Ces programmes exposent deux approches qui ont toutes les deux pour résultat paradoxal l’érosion des compétences européennes propres. Lors de son discours à Prague en août 2022, le chancelier Olaf Scholz pose les jalons de ce qui sera l’initiative ESSI (European Sky Shield Initiative) : investissement massif dans les capacités de défense aérienne, ouverture du projet à la participation des voisins, le tout censé être « un excellent exemple de ce que nous voulons dire lorsque nous parlons de renforcer le pilier européen de l’OTAN ». Deux mois plus tard, c’est justement en marge d’une réunion de l’Alliance que l’annonce officielle est faite, avec quelques grands traits qui émergent : il s’agit d’un système multicouche de défense aérienne et antimissile, dont les éléments seront achetés, (éventuellement) développés et opérés en coopération, et qui compte sur le système Arrow‑3 israélo-­américain pour la longue portée, l’IRIS‑T SLM allemand pour la courte portée et, surtout, le système américain Patriot au milieu.

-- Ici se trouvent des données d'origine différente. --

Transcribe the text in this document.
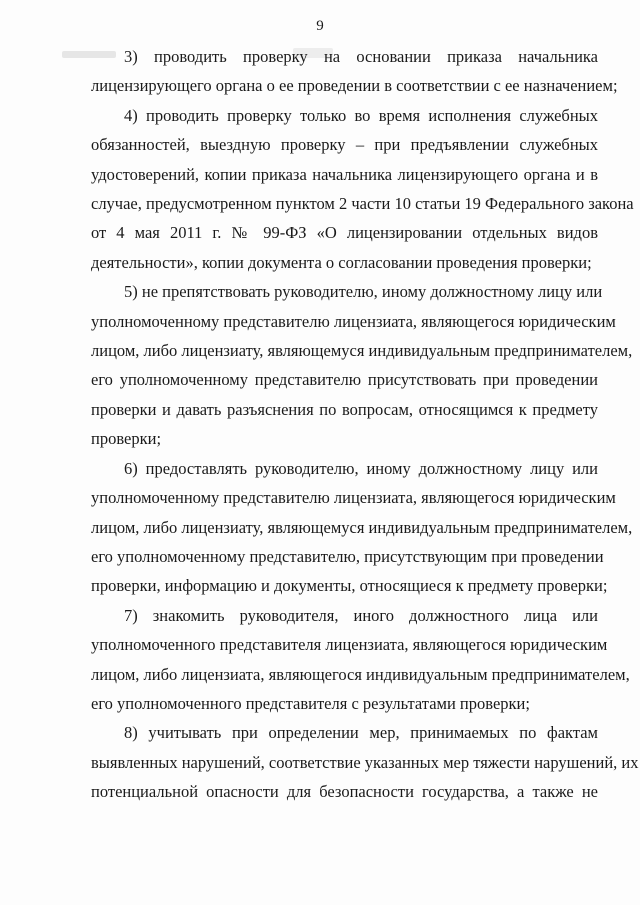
9

3) проводить проверку на основании приказа начальника
лицензирующего органа о ее проведении в соответствии с ее назначением;

4) проводить проверку только во время исполнения служебных
обязанностей, выездную проверку – при предъявлении служебных
удостоверений, копии приказа начальника лицензирующего органа и в
случае, предусмотренном пунктом 2 части 10 статьи 19 Федерального закона
от 4 мая 2011 г. № 99-ФЗ «О лицензировании отдельных видов
деятельности», копии документа о согласовании проведения проверки;

5) не препятствовать руководителю, иному должностному лицу или
уполномоченному представителю лицензиата, являющегося юридическим
лицом, либо лицензиату, являющемуся индивидуальным предпринимателем,
его уполномоченному представителю присутствовать при проведении
проверки и давать разъяснения по вопросам, относящимся к предмету
проверки;

6) предоставлять руководителю, иному должностному лицу или
уполномоченному представителю лицензиата, являющегося юридическим
лицом, либо лицензиату, являющемуся индивидуальным предпринимателем,
его уполномоченному представителю, присутствующим при проведении
проверки, информацию и документы, относящиеся к предмету проверки;

7) знакомить руководителя, иного должностного лица или
уполномоченного представителя лицензиата, являющегося юридическим
лицом, либо лицензиата, являющегося индивидуальным предпринимателем,
его уполномоченного представителя с результатами проверки;

8) учитывать при определении мер, принимаемых по фактам
выявленных нарушений, соответствие указанных мер тяжести нарушений, их
потенциальной опасности для безопасности государства, а также не
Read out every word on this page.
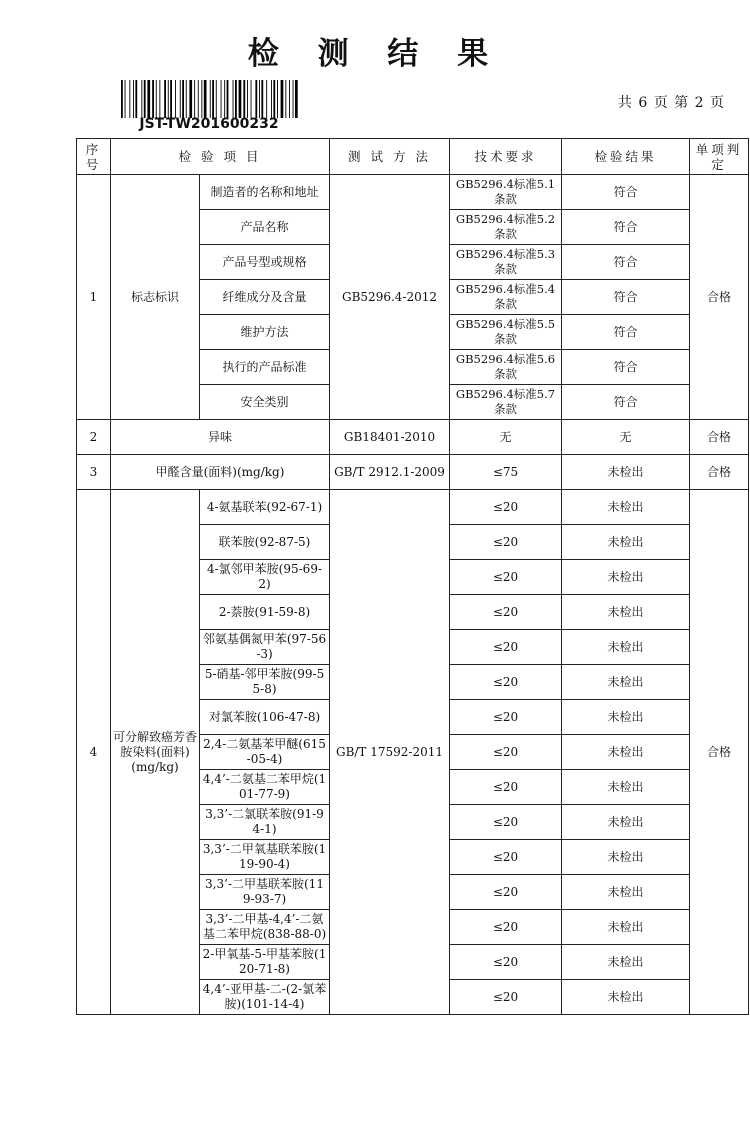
检 测 结 果
JST-TW201600232
共 6 页 第 2 页
序号	检 验 项 目		测 试 方 法	技术要求	检验结果	单项判定
1	标志标识	制造者的名称和地址	GB5296.4-2012	GB5296.4标准5.1条款	符合	合格
		产品名称		GB5296.4标准5.2条款	符合	
		产品号型或规格		GB5296.4标准5.3条款	符合	
		纤维成分及含量		GB5296.4标准5.4条款	符合	
		维护方法		GB5296.4标准5.5条款	符合	
		执行的产品标准		GB5296.4标准5.6条款	符合	
		安全类别		GB5296.4标准5.7条款	符合	
2	异味		GB18401-2010	无	无	合格
3	甲醛含量(面料)(mg/kg)		GB/T 2912.1-2009	≤75	未检出	合格
4	可分解致癌芳香胺染料(面料)(mg/kg)	4-氨基联苯(92-67-1)	GB/T 17592-2011	≤20	未检出	合格
		联苯胺(92-87-5)		≤20	未检出	
		4-氯邻甲苯胺(95-69-2)		≤20	未检出	
		2-萘胺(91-59-8)		≤20	未检出	
		邻氨基偶氮甲苯(97-56-3)		≤20	未检出	
		5-硝基-邻甲苯胺(99-55-8)		≤20	未检出	
		对氯苯胺(106-47-8)		≤20	未检出	
		2,4-二氨基苯甲醚(615-05-4)		≤20	未检出	
		4,4’-二氨基二苯甲烷(101-77-9)		≤20	未检出	
		3,3’-二氯联苯胺(91-94-1)		≤20	未检出	
		3,3’-二甲氧基联苯胺(119-90-4)		≤20	未检出	
		3,3’-二甲基联苯胺(119-93-7)		≤20	未检出	
		3,3’-二甲基-4,4’-二氨基二苯甲烷(838-88-0)		≤20	未检出	
		2-甲氧基-5-甲基苯胺(120-71-8)		≤20	未检出	
		4,4’-亚甲基-二-(2-氯苯胺)(101-14-4)		≤20	未检出	
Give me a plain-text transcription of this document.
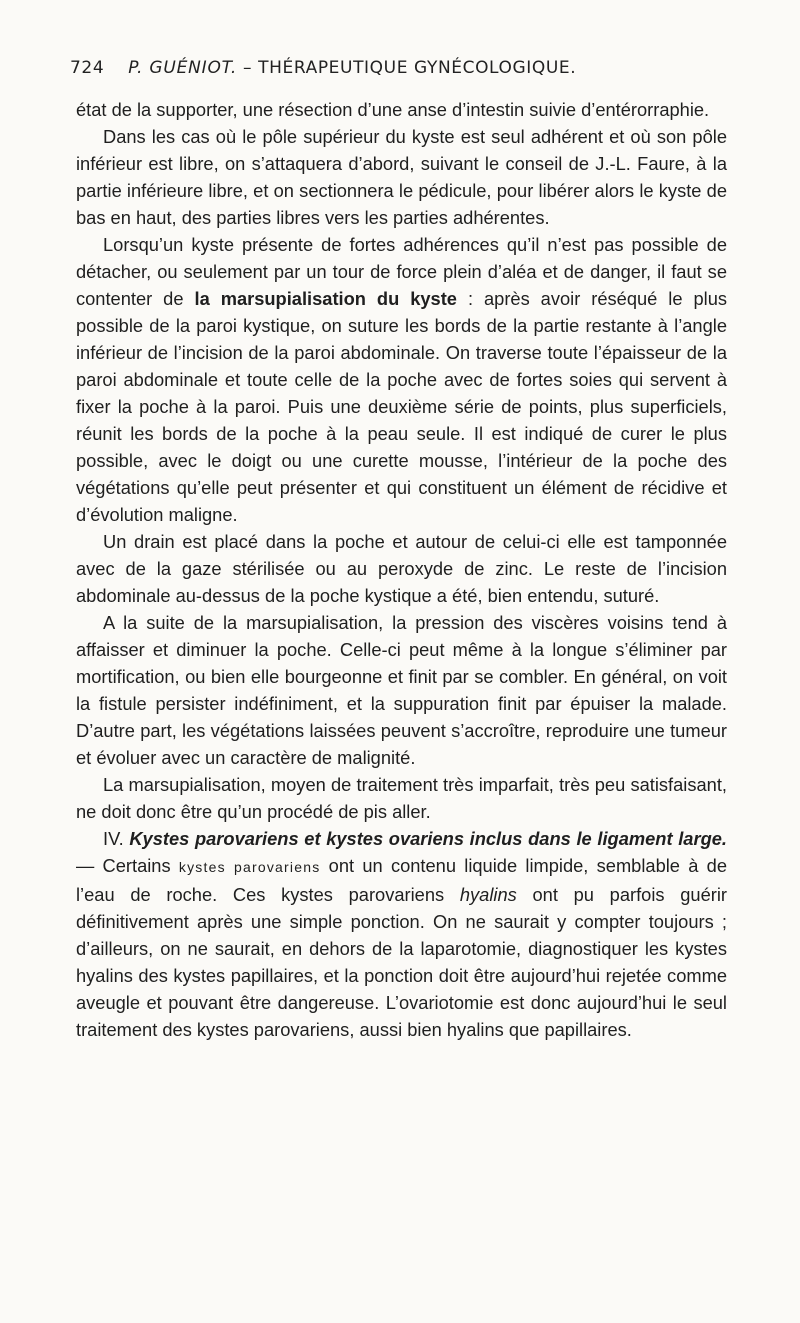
724 P. GUÉNIOT. – THÉRAPEUTIQUE GYNÉCOLOGIQUE.

état de la supporter, une résection d’une anse d’intestin suivie d’entérorraphie.

Dans les cas où le pôle supérieur du kyste est seul adhérent et où son pôle inférieur est libre, on s’attaquera d’abord, suivant le conseil de J.-L. Faure, à la partie inférieure libre, et on sectionnera le pédicule, pour libérer alors le kyste de bas en haut, des parties libres vers les parties adhérentes.

Lorsqu’un kyste présente de fortes adhérences qu’il n’est pas possible de détacher, ou seulement par un tour de force plein d’aléa et de danger, il faut se contenter de la marsupialisation du kyste : après avoir réséqué le plus possible de la paroi kystique, on suture les bords de la partie restante à l’angle inférieur de l’incision de la paroi abdominale. On traverse toute l’épaisseur de la paroi abdominale et toute celle de la poche avec de fortes soies qui servent à fixer la poche à la paroi. Puis une deuxième série de points, plus superficiels, réunit les bords de la poche à la peau seule. Il est indiqué de curer le plus possible, avec le doigt ou une curette mousse, l’intérieur de la poche des végétations qu’elle peut présenter et qui constituent un élément de récidive et d’évolution maligne.

Un drain est placé dans la poche et autour de celui-ci elle est tamponnée avec de la gaze stérilisée ou au peroxyde de zinc. Le reste de l’incision abdominale au-dessus de la poche kystique a été, bien entendu, suturé.

A la suite de la marsupialisation, la pression des viscères voisins tend à affaisser et diminuer la poche. Celle-ci peut même à la longue s’éliminer par mortification, ou bien elle bourgeonne et finit par se combler. En général, on voit la fistule persister indéfiniment, et la suppuration finit par épuiser la malade. D’autre part, les végétations laissées peuvent s’accroître, reproduire une tumeur et évoluer avec un caractère de malignité.

La marsupialisation, moyen de traitement très imparfait, très peu satisfaisant, ne doit donc être qu’un procédé de pis aller.

IV. Kystes parovariens et kystes ovariens inclus dans le ligament large. — Certains kystes parovariens ont un contenu liquide limpide, semblable à de l’eau de roche. Ces kystes parovariens hyalins ont pu parfois guérir définitivement après une simple ponction. On ne saurait y compter toujours ; d’ailleurs, on ne saurait, en dehors de la laparotomie, diagnostiquer les kystes hyalins des kystes papillaires, et la ponction doit être aujourd’hui rejetée comme aveugle et pouvant être dangereuse. L’ovariotomie est donc aujourd’hui le seul traitement des kystes parovariens, aussi bien hyalins que papillaires.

L’absence du système franco-­italien SAMP/T, et des deux pays concernés, fut immédiatement remarquée, de même que celle de la Pologne qui, mentionnée pourtant en première place par le chancelier Scholz à Prague, a décidé, pour l’heure, de se tenir à l’écart. Malgré l’adhésion d’une vingtaine de pays (1), le plan allemand n’est pas sans failles. L’étude consacrée au sujet par le CSIS (Center for Strategic & International Studies) est plus que réservée quant à sa logique initiale. Publiée en mai 2023, elle fustige « le manque de clarté de l’initiative quant à son contenu et ses objectifs ». À la question de savoir « si elle réussira », les auteurs répondent que les bénéfices de l’ESSI seront difficiles à réaliser dans la pratique. Ils classent les multiples défis en trois catégories :

• les défis politiques : la « cacophonie stratégique », autrement dit la diversité des intérêts, priorités et cultures nationales pourrait se révéler problématique, a fortiori dans un domaine où la spécialisation sera inévitable et, « les pays qui ne peuvent pas se permettre des systèmes complexes devront s’en remettre à d’autres pour la couverture contre les missiles à longue portée » ;

• les défis économiques : le « morcellement des préférences » du côté de la demande (besoins opérationnels) et de l’offre (industries de défense) risque de poser des difficultés de coordination, tandis que le choix d’acheter sur étagère des systèmes non européens « met en péril la base industrielle et technologique de défense à long terme »  ;

• les défis militaires, qui concernent au premier chef « l’interopérabilité », vu la nécessité d’une harmonisation des doctrines, de la formation et de l’entraînement à un niveau jamais atteint jusqu’ici (2).